For breast cancer survivors, the risk of recurrence may be tied to how many hours they fast at night, a new study suggests.
Women in the study were more likely to have their breast cancer come back if they fasted overnight for less than 13 hours, researchers found.
While prolonged fasting is likely harmless, the study's lead author cautions that more research is needed before women start fasting to prevent their cancer from coming back.
"In science we have a pretty good rule, we don't go from one study to a public health recommendation," said Ruth Patterson, of the University of California, San Diego Moores Cancer Center in La Jolla.
Patterson and her colleagues write in JAMA Oncology that while a healthy diet is thought to improve breast cancer outcomes, researchers have mostly focused on what people eat instead of when they eat.
In mice who are fed high-fat diets, long overnight fasting - about 16 hours - has been found to protect against blood sugar problems, inflammation and weight gain. All those conditions are tied to poor cancer outcomes, the authors note.
To see if the length of overnight fasting is linked with breast cancer recurrence or death, the researchers tracked 2,413 participants in the Women's Health Eating and Living study.
None of the women had diabetes, but they had all been diagnosed with breast cancer between ages 24 and 70.
During roughly seven years of follow-up, 390 of the women developed a recurrence of their breast cancer.
Overall, 818 women reported fasting overnight for at least 13 hours. The other 1,595 fasted for shorter periods at night - and this group had a 36 percent greater risk of breast cancer recurrence, compared to women who held off on eating for at least 13 hours a night.
There was also some evidence that women who fasted for shorter periods at night were more likely to die from breast cancer or any cause, but those findings may have been due to chance.
The new study can't say why overnight fasts might influence breast cancer risk, but the researchers found that with every additional two hours of fasting, women's average blood sugar went down and their hours of sleep were increased.
"Maybe sleep and insulin levels may be affecting downstream risks including breast cancer," Patterson told Reuters Health.
There is great appeal in finding something people can change about their diets that would ultimately impact their cancer risk, said Dr. Jeffrey Peppercorn, a breast cancer expert at Massachusetts General Hospital in Boston.
However, "I don't think this study alone should change how we council women tomorrow," said Peppercorn, who was not involved in the new study.
For example, he noted, the new study is limited by the use of food questionnaires that were only collected at three points in time, and the participants' diets may not have been consistent throughout the study.

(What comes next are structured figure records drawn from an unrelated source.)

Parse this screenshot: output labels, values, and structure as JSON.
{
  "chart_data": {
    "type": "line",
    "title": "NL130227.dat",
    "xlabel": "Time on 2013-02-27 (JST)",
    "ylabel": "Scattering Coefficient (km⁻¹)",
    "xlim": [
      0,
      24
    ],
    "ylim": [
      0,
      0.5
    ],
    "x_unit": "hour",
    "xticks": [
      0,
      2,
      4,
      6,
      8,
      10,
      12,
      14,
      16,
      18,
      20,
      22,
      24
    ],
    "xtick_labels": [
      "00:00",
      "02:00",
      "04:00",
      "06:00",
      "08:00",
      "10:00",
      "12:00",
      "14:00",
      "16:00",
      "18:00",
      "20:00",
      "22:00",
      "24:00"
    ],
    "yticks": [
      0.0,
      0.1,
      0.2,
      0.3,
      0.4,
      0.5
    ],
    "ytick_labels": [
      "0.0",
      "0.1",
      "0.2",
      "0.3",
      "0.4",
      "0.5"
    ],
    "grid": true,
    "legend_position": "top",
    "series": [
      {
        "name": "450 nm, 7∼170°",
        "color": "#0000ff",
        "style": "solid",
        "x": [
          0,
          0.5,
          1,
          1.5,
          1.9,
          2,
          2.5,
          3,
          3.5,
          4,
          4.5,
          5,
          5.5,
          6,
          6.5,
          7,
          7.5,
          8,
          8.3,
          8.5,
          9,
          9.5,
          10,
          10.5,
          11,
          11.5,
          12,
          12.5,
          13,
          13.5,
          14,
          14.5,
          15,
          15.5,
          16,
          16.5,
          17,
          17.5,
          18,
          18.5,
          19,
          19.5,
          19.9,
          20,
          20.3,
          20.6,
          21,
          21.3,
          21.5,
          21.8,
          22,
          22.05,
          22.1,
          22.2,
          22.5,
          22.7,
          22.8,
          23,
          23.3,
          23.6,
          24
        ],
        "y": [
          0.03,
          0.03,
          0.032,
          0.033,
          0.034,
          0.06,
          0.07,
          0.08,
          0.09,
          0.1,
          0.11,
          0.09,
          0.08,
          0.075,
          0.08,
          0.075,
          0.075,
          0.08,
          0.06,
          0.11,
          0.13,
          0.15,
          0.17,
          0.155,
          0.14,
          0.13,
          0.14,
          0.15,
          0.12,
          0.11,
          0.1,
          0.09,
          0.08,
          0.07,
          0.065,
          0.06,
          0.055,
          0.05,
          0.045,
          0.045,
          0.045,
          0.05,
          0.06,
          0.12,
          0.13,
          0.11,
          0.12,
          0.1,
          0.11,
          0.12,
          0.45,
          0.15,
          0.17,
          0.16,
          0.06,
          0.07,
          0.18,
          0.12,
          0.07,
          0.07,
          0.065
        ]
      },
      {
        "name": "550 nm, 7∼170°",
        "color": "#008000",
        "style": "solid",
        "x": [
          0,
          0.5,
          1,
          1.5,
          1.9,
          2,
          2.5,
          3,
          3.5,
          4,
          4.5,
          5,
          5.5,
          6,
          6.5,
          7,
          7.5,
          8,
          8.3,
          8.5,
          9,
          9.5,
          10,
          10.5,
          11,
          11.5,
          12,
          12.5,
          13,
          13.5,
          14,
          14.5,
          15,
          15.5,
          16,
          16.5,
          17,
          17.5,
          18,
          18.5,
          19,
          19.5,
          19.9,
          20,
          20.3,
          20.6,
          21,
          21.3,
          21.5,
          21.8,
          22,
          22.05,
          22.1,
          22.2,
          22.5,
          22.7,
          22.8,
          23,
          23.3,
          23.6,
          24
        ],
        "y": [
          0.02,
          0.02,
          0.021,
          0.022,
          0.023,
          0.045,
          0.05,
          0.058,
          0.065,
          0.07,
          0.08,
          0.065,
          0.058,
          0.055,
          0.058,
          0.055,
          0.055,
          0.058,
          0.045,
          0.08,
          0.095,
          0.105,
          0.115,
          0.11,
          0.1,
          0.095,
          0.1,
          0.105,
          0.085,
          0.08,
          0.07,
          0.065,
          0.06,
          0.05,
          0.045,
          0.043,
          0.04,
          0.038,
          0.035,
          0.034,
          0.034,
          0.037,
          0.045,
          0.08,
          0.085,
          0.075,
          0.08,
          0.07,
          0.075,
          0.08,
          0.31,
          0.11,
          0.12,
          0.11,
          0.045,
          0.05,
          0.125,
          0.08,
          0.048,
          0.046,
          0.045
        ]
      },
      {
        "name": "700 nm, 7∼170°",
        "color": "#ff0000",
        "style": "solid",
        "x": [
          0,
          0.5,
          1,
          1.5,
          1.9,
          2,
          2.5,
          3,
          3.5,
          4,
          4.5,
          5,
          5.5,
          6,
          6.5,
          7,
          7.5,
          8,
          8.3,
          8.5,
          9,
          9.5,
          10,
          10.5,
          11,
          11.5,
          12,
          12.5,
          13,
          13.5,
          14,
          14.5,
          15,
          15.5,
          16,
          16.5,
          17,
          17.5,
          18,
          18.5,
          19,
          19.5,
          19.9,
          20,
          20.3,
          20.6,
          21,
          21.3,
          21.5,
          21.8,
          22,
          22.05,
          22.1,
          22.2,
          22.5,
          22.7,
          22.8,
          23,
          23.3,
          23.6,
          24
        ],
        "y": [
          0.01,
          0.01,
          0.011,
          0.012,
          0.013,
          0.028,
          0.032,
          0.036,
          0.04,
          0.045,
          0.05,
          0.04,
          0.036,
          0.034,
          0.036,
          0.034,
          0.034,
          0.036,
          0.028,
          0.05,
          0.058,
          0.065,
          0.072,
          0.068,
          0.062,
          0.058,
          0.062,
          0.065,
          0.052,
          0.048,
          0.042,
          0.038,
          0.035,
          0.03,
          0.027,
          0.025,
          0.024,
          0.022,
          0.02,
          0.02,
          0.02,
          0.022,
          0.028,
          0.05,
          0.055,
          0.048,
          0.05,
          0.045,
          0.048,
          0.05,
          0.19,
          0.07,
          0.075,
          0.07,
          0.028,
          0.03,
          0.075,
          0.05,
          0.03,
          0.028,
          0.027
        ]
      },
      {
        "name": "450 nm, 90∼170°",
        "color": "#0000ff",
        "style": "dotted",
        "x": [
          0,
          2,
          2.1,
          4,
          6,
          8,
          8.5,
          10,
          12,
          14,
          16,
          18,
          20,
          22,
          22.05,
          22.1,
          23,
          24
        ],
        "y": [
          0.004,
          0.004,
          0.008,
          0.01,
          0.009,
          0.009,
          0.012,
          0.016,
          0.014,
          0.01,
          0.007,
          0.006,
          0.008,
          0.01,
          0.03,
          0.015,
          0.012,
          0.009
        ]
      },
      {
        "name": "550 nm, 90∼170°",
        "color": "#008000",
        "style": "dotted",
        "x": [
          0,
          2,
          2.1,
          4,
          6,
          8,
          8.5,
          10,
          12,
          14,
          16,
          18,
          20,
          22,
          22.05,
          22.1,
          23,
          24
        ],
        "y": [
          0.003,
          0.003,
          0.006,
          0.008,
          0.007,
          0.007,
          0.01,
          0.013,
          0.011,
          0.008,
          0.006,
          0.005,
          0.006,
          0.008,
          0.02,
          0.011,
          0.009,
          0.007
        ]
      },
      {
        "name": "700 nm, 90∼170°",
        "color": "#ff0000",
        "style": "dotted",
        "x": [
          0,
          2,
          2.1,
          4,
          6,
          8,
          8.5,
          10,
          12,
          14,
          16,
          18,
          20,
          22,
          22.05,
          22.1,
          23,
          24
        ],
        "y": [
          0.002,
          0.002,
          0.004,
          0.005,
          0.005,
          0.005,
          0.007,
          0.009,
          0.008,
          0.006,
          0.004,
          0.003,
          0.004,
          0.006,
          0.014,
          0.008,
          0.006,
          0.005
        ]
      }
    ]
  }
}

"There is no harm in this that I know of, but before you make a public health recommendation, you want to know it's valid and that thing you're suggesting they do is actually causing the benefits you see," he told Reuters Health.
Patterson agreed that more evidence is needed.
"I would say there is no harm in trying it in terms of seeing if you sleep better and feel better in terms of metabolic health, but I don't think I'd say it will help with your breast cancer recurrence risk," she said.